1 cup Rice - soaked for 1 hour
2 tbsp Canola Oil
3/4 tsp Jeera (Cumin Seeds)
1 Onion sliced, medium in size
1/2 tsp Ginger Paste - 1/2 tsp Garlic Paste (I used 1 tsp Ginger garlic paste)
1/2 -1 tsp Garam Masala Powder
1/2 tsp Red Chilli Powder
1/2 tsp Vegetable Curry Powder
Salt (to taste)
2 tsp Lemon juice
Coriander leaves (A few with stalk)
Soak together overnight
1/2 cup Kala (black) Channa
2 cups Water
- Soak Channa overnight with all the ingredients given under "Soak together overnight" and pressure cook for one whistle, Keep on low flame for 20 mins thereafter. Reserve the stock.
- Strain Channa. Measure stock and add enough water to make it upto 2 cups (double the volume of the rice).
- Heat Canola Oil in a heavy bottomed pan. Add Jeera. When it turns golden, add the sliced Onion and stir fry till the raw smell is gone.
- Add Ginger Garlic paste and fry for a min.
- Add in cooked Kala Channa, Lemon juice, salt, Garam Masala, Vegetable Curry Powder, Red Chilli powder.

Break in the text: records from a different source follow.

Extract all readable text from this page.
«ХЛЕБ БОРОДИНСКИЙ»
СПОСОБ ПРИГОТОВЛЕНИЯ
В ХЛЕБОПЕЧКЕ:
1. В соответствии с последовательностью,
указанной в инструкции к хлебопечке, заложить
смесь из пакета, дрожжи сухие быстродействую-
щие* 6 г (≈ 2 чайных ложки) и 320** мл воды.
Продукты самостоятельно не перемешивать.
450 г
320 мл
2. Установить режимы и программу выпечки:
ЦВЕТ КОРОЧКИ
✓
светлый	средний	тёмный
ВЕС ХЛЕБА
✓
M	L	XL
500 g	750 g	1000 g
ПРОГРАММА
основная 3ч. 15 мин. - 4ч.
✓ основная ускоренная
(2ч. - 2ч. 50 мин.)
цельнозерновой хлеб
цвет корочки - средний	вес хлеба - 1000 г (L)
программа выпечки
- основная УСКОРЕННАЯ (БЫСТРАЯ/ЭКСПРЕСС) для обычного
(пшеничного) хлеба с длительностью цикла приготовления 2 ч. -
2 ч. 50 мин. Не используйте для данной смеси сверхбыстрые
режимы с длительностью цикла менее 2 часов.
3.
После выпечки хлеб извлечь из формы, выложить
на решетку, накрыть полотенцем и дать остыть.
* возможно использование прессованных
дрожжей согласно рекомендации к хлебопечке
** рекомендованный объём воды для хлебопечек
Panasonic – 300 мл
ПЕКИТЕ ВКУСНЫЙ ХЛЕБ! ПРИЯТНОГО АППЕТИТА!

Fry for 2 minutes. Add Rice. Mix. Add coriander leaves.
- Add the measured stock and water mixture. Boil.
- Cover with a well fitting lid. cook on low flame until almost done.
- Fluff with fork to let the steam escape so that rice grains do not stick to each other. If needed, cover it for a few mins to continue cooking the Rice in it's steam.
- Garnish with a sprig of Coriander leaf or Mint leaf.